Clause 11: Verification of Software Safety Requirements

ISO 26262-6:11 Requirements:

  • Ensure software qualification testing is complete
  • Demonstrate software complies with safety requirements

ASPICE SWE.6 Integration:

ISO 26262-6 Requirement ASPICE SWE.6 BP Implementation
SW qualification test specification BP1: Develop qualification test strategy Black-box system tests derived from SWRS
SW qualification testing BP3: Test software End-to-end scenarios on target hardware
Verification of SW safety requirements BP5: Establish traceability Traceability matrix: SWE-SAFE-XXX → TC-QUAL-YYY

Safety Qualification Test Report Template:

# Software Qualification Test Report
## ASIL-B Door Lock Controller - Release v2.1.0

### 1. Test Summary

| Metric | Target | Actual | Status |
|--------|--------|--------|--------|
| Total Test Cases | 45 | 45 | [PASS] |
| Passed | 45 | 44 | [WARN] |
| Failed | 0 | 1 | [FAIL] |
| Coverage of SWRS | 100% | 98% | [WARN] |

### 2. Failed Test Cases

| Test ID | Requirement | Failure Description | Severity | Status |
|---------|-------------|---------------------|----------|--------|
| TC-QUAL-032 | SWE-SAFE-042 | Brake activation 52ms (exceeds 50ms limit) | Critical | Open (BUG-089) |

### 3. Safety Assessment

**ASIL-B Compliance Status**: [FAIL] NOT ACHIEVED (1 critical failure)

**Blocking Issues**:
- BUG-089: Emergency brake timeout violation (ASIL-D requirement)
  - Root Cause: Interrupt priority misconfiguration
  - Fix: Increase brake task priority to highest
  - Re-test: Scheduled 2025-12-20

**Recommendation**: DO NOT RELEASE until BUG-089 resolved and TC-QUAL-032 passes.
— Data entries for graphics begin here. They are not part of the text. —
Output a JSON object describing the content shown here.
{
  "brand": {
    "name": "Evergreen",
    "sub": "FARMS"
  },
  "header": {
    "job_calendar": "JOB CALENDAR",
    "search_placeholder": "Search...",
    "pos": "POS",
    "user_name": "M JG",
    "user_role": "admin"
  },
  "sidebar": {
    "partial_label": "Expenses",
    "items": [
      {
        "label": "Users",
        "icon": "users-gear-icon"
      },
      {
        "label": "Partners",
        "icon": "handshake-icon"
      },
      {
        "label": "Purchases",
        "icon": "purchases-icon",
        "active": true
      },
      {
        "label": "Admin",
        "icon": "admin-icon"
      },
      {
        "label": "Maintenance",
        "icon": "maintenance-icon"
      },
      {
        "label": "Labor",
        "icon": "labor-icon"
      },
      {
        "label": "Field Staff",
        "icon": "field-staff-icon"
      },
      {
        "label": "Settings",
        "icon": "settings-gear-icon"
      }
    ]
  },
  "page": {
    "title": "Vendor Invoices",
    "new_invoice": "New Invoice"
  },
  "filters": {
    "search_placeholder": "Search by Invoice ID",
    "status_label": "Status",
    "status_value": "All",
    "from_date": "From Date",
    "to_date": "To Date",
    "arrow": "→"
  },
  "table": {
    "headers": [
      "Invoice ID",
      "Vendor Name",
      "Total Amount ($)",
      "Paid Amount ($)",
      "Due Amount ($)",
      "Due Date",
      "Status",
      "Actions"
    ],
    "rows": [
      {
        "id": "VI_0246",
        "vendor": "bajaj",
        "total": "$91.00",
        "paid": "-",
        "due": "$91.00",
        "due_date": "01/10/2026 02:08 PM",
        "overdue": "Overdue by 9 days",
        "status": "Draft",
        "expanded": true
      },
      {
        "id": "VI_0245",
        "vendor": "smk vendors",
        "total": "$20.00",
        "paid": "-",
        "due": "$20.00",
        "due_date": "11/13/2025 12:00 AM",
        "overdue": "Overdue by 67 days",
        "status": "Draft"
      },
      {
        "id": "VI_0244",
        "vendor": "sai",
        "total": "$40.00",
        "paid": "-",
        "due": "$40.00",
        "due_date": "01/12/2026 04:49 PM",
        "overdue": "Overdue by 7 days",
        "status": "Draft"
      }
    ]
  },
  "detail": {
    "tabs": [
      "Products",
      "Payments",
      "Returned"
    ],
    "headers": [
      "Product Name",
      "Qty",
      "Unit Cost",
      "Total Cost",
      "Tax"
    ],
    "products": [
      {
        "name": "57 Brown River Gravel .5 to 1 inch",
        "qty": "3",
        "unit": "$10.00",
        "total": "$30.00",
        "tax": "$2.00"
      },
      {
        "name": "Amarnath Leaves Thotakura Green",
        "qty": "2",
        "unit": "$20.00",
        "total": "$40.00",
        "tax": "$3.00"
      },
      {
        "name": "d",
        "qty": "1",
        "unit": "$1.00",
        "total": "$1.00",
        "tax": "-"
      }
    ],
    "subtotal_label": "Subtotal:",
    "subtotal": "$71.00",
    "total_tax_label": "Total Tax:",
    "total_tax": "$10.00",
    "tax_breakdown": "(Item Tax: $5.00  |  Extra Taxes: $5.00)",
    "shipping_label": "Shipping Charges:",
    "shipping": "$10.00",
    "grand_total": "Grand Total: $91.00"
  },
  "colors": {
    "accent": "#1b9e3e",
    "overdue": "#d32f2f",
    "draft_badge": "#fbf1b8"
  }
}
### 4. Traceability Verification

All 43 software safety requirements (SWE-SAFE-001 to SWE-SAFE-043) traced to test cases.

**Traceability Gaps**:
- SWE-SAFE-019: No direct test case (covered indirectly by TC-QUAL-012)
- SWE-SAFE-027: No direct test case (added TC-QUAL-046 to retest plan)

### 5. Approval

| Role | Name | Date | Signature | Decision |
|------|------|------|-----------|----------|
| Test Manager | [NAME] | [DATE] | [SIGNATURE] | Conditional (pending BUG-089 fix) |
| Safety Manager | [NAME] | [DATE] | [SIGNATURE] | REJECT (critical failure blocks release) |
| Quality Manager | [NAME] | [DATE] | [SIGNATURE] | Conditional (pending re-test) |

Tool Confidence Level (TCL) for ISO 26262

TCL Classification (ISO 26262-8 Clause 11)

Tool Impact (TI) Criteria:

TI Class Definition Example Tools
TI1 Tool cannot introduce errors Text editor, version control (Git)
TI2 Tool can introduce errors, but detected by other measures Compiler (errors caught by testing)
TI3 Tool can introduce errors, not detected elsewhere Code generator, coverage analyzer

Tool Error Detection (TD) Criteria:

TD Class Detection Confidence Example
TD1 High (errors likely detected) Compiler errors caught by extensive testing
TD2 Medium Static analyzer false negatives caught by code review
TD3 Low (errors may propagate to final product) Code generator without back-to-back testing

TCL Matrix (ISO 26262-8 Table 4):

        │  TD1  │  TD2  │  TD3  │
────────┼───────┼───────┼───────┤
TI1     │ TCL1  │ TCL1  │ TCL1  │ No qualification needed
TI2     │ TCL1  │ TCL2  │ TCL3  │ Qualification for TCL2/TCL3
TI3     │ TCL2  │ TCL3  │ TCL3  │ Qualification required

Example: GCC Compiler for ASIL-D

Scenario TI TD TCL Qualification Required? Rationale
Extensive testing catches all bugs TI2 TD1 TCL1 No High confidence in test suite
Moderate testing TI2 TD2 TCL2 Yes Some compiler bugs may slip through
Minimal testing (ASIL-D) TI2 TD3 TCL3 Yes Low confidence → Qualification needed

Recommended Approach for ASIL-B:

  • Use qualified compiler (e.g., IAR EWARM Functional Safety Edition)
  • OR: Use GCC with extensive test suite (demonstrate TD1 confidence)

Summary

ISO 26262 Integration with ASPICE:

  • ASIL-Driven Rigor: ASIL level determines ASPICE process intensity
  • Software Safety Requirements (Clause 6): SWE.1 + ASIL annotations
  • Software Architecture (Clause 7): SWE.2 + FFI analysis + ASIL decomposition
  • Software Design (Clause 8): SWE.3 + MISRA C compliance
  • Unit Verification (Clause 9): SWE.4 + MC/DC coverage for ASIL-C/D
  • Integration Testing (Clause 10): SWE.5 + interface testing
  • Qualification Testing (Clause 11): SWE.6 + safety validation
  • Tool Qualification: TCL-based approach for safety toolchains

Key Takeaway: ASPICE provides the process framework; ISO 26262 specifies the safety-specific rigor and work products.